Fracas was my mother’s scent, not mine. As I mentioned previously, my mother wasn’t one to spend a lot on anything, really. We barely had enough for the basics, and she was always telling us that we had the most important things: love and each other, our little family of three: her, my brother, and me. And that was true.
It was pretty rare that she splurged on anything expensive for herself. Her makeup and toiletries were from the drugstore, and she didn’t really wear perfume. I remember an old bottle of My Sin gathering dust on a shelf. But when I was maybe seven or eight, she discovered Fracas by Robert Piguet and actually bought herself a bottle. Of perfume you got at a department store. Unheard of!
Fracas is a scent of contrasts. Light yet intense. Fresh yet seductive. This perfume is full of joy, not unlike my mother, who found immense pleasure in something as simple as cutting sheaves of lilacs from the giant bushes by our apartment building every spring.
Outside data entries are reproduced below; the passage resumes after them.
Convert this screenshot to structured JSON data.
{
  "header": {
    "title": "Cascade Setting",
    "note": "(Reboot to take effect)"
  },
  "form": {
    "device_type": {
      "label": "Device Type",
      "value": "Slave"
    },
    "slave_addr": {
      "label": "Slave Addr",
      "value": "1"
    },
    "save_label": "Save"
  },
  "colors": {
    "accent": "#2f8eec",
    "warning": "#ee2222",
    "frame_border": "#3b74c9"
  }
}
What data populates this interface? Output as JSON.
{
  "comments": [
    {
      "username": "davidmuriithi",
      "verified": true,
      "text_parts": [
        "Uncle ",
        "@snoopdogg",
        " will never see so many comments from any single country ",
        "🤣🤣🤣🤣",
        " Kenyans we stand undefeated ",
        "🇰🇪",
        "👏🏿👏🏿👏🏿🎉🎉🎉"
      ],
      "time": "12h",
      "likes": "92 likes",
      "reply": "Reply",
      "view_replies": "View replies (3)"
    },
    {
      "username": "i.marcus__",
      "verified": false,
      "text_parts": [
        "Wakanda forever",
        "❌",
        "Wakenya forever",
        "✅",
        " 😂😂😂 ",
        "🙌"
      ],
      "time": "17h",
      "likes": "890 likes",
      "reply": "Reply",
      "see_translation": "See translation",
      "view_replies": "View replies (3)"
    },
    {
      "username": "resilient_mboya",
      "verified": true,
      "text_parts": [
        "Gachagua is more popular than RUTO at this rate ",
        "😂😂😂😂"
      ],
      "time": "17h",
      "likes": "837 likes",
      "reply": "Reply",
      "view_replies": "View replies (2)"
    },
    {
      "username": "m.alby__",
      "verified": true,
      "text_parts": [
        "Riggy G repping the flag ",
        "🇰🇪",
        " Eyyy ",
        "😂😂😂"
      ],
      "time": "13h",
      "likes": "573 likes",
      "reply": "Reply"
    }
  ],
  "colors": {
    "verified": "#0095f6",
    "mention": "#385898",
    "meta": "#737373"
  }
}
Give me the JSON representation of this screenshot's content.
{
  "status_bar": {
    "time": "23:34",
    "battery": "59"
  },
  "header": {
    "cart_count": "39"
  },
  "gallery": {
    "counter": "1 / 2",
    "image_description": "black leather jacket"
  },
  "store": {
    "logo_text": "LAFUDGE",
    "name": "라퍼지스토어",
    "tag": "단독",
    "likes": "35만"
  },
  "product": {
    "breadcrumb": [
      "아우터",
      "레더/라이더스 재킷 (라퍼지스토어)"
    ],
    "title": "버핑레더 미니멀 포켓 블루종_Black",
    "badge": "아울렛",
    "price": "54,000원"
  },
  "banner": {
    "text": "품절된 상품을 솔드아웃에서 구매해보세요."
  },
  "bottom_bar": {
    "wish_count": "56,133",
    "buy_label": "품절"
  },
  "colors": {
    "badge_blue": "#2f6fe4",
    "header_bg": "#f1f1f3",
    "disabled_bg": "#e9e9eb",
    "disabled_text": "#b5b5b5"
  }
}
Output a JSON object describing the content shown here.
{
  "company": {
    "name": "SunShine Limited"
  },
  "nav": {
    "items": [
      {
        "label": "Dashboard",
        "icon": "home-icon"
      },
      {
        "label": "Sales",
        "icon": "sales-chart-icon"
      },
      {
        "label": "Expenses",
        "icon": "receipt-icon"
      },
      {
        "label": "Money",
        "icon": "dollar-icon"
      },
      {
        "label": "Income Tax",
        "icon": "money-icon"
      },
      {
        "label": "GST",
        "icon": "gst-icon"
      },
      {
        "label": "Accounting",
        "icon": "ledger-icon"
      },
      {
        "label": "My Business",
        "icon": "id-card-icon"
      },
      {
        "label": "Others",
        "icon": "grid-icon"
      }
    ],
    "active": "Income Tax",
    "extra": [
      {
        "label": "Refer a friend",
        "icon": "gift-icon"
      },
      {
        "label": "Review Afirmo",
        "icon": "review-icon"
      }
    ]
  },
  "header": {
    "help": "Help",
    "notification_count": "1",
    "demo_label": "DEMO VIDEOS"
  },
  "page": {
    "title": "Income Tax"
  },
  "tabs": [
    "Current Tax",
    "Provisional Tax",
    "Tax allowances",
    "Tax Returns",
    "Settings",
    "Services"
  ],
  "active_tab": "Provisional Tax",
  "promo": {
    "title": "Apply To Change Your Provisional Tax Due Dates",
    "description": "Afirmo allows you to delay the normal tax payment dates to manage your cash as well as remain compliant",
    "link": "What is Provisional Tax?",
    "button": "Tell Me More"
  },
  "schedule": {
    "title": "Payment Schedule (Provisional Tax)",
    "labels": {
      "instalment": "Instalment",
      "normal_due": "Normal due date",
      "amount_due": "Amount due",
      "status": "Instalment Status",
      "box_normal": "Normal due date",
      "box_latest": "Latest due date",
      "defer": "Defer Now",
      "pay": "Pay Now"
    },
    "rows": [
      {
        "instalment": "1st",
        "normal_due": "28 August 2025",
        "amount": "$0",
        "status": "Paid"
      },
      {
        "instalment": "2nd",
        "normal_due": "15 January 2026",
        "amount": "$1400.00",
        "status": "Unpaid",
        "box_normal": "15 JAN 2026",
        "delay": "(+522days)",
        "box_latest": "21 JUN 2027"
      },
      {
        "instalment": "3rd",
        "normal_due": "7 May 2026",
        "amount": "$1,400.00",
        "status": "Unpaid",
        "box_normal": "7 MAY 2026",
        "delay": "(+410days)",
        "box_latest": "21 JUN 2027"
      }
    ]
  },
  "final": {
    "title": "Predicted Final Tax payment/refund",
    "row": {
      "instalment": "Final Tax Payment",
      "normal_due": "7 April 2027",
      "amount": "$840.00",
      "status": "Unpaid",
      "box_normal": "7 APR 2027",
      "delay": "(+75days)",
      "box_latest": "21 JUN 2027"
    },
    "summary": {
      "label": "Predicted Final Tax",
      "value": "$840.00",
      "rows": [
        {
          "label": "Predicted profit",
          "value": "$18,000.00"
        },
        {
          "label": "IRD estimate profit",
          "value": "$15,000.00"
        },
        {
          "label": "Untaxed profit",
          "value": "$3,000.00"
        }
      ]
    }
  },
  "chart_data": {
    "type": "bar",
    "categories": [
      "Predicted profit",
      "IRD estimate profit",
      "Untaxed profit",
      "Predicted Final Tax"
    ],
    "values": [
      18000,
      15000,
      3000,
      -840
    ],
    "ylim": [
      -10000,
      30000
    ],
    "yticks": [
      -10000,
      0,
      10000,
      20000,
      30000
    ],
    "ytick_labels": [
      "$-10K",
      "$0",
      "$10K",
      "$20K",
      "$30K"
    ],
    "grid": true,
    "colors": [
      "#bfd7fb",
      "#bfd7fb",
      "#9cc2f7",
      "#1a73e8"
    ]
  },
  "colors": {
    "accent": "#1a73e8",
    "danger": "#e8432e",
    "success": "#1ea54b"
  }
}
Some perfume reviewers have called it “exuberant,” which I think is correct. Exuberant, but not innocent.
Exuberance encapsulates my mother’s outlook on life. She never cared about looking cool or being sophisticated. She was a product of a fairly sheltered and privileged childhood out of another age–an age that was ending while she was still in it, in the 60s. Her teenage world was literally made up of sock hops, monogram pins, and hot rollers. There’s a famous story her college roommate still tells of the day they met. My mother came bounding over to introduce herself “with ribbons in her hair and her perfect blouse and full skirt,” just as if they were grade schoolers on the playground. They were lifelong friends.
But life has a way of battering us all. Not long after she got married, my mother found she had married an alcoholic and a cheater. But she stayed with him, because that’s what good Catholic girls did back then. Then she had two kids and realized that she had to leave him for our sakes. Her life was never so innocent again, but she never lost her sunny outlook. She had her moments, but even when she was dying, she “got more joy out of eating an apple than most people experienced in a year,” a good friend of hers said at her funeral.
Fracas is like this. It fools you with its explosion of flowers, but then there is seductive tuberose and an undertone of musk. With just the flowers, it would be horribly cloying. Just like in life, you cannot have the sweet without the bitter.